始めはレジ打ちくらいしかやることがなかった黒木先輩だけど、大路先輩が店内でもケーキを食べられるようにして、ウェイターみたいな仕事もするようになった。黒木先輩も店のために何かできることはないかって考えて、コーヒーの淹れ方を勉強し始めたの。——
「それで、今に至るというわけ。なかば強引にバイトになったんだから、改めていらないと言われれば反論するのも難しいんじゃないかな」
そう言って萌は言葉を切った。
「……それ、どこからが萌の二次創作?」
「思うでしょ?100パー実話」
そう言って萌はもう一度息を深く吸い込み
「だがら゛尊゛い゛の゛ぉおぉ!!」
そう言って突っ伏して泣き出した。
「そんなの、そんなの一緒にいなきゃダメなやつじゃん」
知らず知らずのうちに、私は手を強く握っていた。
「え゛っぐ。でも、私たちに何ができるの?お姉さんを暗殺するくらいしか思いつかないよ」
「うん、だから、何か考える。2人が一緒にいられる方法を」
決意を込めて、私は言った。
「あ、もちろん暗殺以外でね」
2日後の夜。
「先輩!」
「あれ?ひまわりちゃん。もう帰ったんじゃなかったの?」
「一度帰りました」
条例に抵触するすれすれの時間、私はえとわーるに戻っていた。大路先輩が、私が手に持つ荷物を見て疑問の声を上げる。
「それは?」
私は無言でレジカウンターにそれを乗せる。そしてもうひとつ、A4サイズの紙を出した。プリントアウトしたco◯kpadのとあるレシピだ。
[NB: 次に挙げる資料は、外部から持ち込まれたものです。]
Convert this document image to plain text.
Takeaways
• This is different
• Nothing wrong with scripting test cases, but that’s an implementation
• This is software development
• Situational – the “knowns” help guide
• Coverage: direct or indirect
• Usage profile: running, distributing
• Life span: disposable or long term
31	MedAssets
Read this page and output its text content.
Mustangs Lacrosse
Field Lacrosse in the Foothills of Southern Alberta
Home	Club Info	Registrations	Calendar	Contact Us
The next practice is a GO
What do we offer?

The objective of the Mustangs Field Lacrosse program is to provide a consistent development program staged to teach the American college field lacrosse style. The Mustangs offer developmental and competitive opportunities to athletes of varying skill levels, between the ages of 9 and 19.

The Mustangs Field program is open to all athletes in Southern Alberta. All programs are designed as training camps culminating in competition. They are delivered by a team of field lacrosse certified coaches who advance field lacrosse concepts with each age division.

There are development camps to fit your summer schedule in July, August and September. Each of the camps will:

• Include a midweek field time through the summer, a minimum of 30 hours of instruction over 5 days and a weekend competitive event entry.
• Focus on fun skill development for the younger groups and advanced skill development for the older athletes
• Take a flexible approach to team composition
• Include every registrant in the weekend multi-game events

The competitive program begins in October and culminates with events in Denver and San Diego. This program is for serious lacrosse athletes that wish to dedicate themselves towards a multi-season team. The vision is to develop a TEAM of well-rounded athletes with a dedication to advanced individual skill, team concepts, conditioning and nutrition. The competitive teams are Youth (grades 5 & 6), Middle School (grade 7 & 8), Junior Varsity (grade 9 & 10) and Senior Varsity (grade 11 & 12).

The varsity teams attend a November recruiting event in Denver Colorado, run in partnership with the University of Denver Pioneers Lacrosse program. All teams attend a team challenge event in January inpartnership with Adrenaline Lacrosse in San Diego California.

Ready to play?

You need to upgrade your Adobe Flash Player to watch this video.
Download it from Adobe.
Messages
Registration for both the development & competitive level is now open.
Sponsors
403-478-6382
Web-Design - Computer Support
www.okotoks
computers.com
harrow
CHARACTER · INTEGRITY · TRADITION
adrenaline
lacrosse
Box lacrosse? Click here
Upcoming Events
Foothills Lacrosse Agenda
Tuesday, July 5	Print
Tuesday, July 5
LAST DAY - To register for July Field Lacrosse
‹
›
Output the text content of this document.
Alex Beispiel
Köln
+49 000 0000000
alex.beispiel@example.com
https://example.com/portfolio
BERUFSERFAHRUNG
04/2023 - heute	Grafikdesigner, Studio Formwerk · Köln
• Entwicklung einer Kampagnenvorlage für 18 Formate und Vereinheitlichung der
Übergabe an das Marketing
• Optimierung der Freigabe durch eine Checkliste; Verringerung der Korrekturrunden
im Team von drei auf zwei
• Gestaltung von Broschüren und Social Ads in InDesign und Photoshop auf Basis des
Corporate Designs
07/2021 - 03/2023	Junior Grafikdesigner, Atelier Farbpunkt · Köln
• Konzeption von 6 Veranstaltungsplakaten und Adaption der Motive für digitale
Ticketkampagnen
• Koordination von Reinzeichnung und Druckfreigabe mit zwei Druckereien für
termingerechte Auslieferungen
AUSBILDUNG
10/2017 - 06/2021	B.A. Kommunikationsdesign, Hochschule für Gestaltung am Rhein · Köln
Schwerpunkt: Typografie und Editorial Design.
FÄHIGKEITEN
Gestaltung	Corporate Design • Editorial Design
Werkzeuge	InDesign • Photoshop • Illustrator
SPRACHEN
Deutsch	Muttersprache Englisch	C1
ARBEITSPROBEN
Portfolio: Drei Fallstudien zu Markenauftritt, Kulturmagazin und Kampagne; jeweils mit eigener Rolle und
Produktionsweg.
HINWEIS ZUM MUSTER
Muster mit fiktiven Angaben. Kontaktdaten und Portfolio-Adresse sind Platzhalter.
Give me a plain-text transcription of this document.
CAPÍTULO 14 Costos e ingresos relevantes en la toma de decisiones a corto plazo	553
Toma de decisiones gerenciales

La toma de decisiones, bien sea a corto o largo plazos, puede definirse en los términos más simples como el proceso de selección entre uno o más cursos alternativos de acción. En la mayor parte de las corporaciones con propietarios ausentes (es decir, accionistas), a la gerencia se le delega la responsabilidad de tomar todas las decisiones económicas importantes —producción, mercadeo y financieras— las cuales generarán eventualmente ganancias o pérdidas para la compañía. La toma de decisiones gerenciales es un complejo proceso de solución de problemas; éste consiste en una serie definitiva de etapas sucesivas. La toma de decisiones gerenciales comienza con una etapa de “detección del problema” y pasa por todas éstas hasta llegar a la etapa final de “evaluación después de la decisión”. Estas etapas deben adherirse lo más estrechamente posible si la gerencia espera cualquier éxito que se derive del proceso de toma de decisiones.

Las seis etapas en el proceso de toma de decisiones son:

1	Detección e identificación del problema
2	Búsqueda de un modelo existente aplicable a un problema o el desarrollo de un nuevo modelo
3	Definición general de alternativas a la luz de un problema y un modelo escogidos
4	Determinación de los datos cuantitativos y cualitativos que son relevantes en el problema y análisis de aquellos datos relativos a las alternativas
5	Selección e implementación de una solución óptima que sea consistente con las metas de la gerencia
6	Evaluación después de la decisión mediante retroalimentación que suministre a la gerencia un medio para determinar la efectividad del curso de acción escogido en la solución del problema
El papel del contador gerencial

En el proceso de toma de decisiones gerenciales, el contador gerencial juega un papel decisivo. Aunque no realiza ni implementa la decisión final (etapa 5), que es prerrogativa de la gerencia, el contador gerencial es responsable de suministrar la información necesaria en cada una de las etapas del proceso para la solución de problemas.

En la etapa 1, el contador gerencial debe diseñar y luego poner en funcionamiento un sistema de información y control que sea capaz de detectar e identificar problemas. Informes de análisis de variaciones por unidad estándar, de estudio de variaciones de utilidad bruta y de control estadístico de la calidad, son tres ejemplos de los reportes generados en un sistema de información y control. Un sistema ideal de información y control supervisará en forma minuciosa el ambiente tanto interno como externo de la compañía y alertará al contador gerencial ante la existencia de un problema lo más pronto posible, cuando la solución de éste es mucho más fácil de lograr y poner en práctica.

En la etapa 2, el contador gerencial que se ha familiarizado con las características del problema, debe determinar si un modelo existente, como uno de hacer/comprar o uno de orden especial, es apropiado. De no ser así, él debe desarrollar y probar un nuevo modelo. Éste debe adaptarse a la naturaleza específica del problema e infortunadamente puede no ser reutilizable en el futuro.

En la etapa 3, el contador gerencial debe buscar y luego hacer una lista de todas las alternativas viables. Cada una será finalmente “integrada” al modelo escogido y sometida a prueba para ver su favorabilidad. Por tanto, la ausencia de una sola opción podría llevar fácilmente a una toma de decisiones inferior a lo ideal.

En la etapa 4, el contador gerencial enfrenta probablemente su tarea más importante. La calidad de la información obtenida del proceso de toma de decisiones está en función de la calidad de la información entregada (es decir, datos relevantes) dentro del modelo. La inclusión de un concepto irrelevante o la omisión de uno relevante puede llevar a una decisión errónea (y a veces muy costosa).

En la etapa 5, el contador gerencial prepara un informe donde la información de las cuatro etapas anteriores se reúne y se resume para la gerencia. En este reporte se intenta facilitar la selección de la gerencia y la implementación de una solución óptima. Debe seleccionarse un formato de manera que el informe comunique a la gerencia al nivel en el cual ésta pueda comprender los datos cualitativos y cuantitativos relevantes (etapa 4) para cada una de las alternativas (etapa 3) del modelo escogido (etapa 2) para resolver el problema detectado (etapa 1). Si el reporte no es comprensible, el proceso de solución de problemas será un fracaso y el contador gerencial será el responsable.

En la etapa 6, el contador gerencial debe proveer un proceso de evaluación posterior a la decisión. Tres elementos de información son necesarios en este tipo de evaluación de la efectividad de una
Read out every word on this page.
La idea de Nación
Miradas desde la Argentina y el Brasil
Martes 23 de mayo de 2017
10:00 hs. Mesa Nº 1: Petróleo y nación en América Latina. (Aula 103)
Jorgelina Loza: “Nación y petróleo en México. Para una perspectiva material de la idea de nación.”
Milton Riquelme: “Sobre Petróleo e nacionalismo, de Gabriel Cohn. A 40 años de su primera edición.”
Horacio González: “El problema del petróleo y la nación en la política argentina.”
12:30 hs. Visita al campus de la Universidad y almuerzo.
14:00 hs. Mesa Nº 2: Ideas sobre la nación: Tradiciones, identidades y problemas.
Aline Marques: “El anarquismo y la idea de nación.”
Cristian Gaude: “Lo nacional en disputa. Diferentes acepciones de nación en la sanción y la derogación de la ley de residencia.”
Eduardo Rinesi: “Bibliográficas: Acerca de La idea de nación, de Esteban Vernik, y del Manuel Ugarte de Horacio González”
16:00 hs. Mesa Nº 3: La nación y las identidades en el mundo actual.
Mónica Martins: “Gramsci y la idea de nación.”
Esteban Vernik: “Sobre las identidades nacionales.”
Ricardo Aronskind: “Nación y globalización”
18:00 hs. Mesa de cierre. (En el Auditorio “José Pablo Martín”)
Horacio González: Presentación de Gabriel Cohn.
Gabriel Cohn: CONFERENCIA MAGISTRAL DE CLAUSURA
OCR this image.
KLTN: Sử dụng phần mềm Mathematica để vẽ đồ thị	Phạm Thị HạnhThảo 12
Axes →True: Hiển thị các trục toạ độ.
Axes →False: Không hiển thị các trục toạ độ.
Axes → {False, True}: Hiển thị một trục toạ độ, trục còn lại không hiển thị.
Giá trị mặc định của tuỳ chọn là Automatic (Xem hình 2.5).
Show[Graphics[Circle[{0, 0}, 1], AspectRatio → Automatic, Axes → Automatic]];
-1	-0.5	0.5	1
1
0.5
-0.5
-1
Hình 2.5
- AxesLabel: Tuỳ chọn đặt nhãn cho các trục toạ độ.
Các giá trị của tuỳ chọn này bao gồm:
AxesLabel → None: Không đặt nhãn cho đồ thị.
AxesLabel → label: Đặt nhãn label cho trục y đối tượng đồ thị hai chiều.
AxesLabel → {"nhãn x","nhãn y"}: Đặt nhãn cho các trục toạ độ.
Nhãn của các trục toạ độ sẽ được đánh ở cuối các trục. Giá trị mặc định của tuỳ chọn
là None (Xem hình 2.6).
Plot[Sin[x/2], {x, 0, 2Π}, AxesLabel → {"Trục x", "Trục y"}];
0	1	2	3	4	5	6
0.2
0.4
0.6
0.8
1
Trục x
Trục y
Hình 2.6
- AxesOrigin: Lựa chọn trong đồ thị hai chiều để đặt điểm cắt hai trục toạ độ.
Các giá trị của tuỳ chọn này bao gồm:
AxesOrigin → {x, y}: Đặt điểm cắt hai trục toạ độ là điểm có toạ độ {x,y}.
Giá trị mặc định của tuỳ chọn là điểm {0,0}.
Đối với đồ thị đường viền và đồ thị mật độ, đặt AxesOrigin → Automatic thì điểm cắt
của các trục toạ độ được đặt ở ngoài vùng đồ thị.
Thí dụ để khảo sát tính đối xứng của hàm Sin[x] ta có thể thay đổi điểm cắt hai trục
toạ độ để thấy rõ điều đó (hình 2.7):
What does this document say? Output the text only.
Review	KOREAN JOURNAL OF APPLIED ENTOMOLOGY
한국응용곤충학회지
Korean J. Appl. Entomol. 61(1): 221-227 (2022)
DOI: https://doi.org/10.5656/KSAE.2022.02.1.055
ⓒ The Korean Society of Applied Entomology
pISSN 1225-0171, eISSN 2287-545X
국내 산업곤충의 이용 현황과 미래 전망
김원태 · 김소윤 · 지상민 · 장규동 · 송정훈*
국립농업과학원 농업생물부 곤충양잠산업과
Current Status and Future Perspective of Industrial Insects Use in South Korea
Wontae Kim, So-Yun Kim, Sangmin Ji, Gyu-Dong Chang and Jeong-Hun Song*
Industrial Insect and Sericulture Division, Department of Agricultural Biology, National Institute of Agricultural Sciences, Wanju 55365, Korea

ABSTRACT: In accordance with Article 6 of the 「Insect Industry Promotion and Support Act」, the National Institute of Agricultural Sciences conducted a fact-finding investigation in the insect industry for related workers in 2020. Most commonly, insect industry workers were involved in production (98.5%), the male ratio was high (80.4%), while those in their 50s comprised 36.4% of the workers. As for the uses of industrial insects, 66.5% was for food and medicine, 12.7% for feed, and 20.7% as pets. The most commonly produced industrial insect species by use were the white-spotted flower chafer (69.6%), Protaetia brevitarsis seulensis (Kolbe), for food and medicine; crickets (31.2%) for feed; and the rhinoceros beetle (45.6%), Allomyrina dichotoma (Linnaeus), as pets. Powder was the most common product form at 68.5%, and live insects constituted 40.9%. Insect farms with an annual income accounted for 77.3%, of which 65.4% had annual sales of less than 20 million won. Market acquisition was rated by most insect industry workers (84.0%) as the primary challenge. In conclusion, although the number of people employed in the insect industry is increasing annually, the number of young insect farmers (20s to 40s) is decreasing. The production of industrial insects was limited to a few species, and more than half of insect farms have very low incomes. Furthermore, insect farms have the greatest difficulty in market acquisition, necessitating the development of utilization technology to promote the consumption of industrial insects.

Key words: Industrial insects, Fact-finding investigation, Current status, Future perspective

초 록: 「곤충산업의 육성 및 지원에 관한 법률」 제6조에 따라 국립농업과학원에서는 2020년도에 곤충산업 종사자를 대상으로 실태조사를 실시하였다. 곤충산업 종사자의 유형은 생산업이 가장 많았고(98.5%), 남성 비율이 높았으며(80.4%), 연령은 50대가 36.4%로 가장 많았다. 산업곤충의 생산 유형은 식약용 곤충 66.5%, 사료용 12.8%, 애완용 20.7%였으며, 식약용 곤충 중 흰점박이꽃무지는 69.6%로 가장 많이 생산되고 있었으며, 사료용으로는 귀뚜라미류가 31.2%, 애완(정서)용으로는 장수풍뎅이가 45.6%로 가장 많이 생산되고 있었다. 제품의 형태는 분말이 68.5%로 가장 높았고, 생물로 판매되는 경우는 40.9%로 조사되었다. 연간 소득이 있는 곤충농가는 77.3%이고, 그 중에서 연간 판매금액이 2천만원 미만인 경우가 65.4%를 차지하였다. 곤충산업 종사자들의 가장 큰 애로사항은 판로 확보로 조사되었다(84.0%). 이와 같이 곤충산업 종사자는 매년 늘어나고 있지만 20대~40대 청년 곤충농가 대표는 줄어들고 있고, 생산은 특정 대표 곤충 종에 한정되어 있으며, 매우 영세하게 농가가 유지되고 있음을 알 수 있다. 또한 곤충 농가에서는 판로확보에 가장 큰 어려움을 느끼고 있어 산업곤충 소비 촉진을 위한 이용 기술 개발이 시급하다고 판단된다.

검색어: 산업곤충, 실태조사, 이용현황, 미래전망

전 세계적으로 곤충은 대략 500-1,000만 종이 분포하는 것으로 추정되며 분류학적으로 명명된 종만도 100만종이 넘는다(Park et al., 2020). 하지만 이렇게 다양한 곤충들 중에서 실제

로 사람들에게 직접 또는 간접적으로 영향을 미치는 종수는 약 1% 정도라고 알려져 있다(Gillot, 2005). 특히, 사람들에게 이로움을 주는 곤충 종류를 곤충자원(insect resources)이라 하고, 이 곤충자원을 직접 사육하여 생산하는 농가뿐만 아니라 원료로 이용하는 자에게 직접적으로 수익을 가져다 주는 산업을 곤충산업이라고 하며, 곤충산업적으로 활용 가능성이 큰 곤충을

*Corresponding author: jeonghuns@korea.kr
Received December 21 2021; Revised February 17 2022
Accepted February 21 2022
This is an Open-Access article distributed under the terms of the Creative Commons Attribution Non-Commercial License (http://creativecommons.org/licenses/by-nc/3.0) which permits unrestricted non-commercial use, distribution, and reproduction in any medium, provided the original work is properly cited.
「先輩、私にできるのはここまでです。あとは、先輩たちの問題ですから。先輩がこれでもダメだと言うのなら、私は諦めるしかないです」
うつむく私を先輩が見つめる。
「でも……私は諦めたくありません!先輩たちは、一緒にいなきゃダメなんです」
先輩は黙ったまま私に背を向けて、スマホを取り出した。
「もしもし。僕から電話するのは珍しいかな?……そのきいきいいってる音は何?ぶらんこ?なんでぶらんこ?まあいいや。黒木、僕が構わないならそれでいいって言ったんだって?なら僕も言うよ。全然構わなくない。僕には君が必要だ」
私は息を呑んだ。
「大丈夫、作戦は日向が考えた。とびきり冴えてるぞ!きっと黒木も喜ぶ!」
電話を切ると大路先輩はちらりとこちらを見て、店の奥に消えた。戻ってきた黒木先輩の手には、古いノートが開いて持たれていた。
「父さんのレシピだ。こっちの方がいいでしょ?」
そう言って先輩は微笑んだ。
「まさか滞在中に2回も客席に座ることになるなんてね」
真里さんは笑いながら座っているが、どこか怪しむような色が声に表れている。
「来月からの新メニューにしたいんだけど、姉さんに試食してもらおうと思ってね」
そんなお姉さんを前にして、大路先輩は白々しいくらい明るく言った。私からしてみればこれは大きな賭けなので、緊張を隠すのがやっとだというのに。
先輩が『それ』をテーブルに乗せる。
「ティラミス!これ、お父さんのレシピでしょ?」
まだフォークを入れてさえいないのにそれがわかるのかと、私は内心舌を巻いた。大路先輩は笑って頷く。
「じゃあ、いただきます」
真里さんがフォークでティラミスをすくい上げ、口に運ぶ。店内に無言の時間が流れる。半分くらい食べ進めたところで、真里さんがフォークを置いた。
「……これ、いくらで売るつもり?」
真里さんの冷たい声色に私はびくっと震えた。
「マスカルポーネにいいヤツを使いすぎ。これじゃ利益は出ないでしょ。美味しいものを作ることは大切だけど、ちゃんと損益分岐点を考えないと」
言われてみるとその通りだ。メニューに採用されることを最優先に、美味しく作ることだけに注力して作ったけれど、その分高級な材料を使っていた。何か打開策はないか、大路先輩に目配せするも、大路先輩は気づかなかった。真里さんは一息おいて続けた。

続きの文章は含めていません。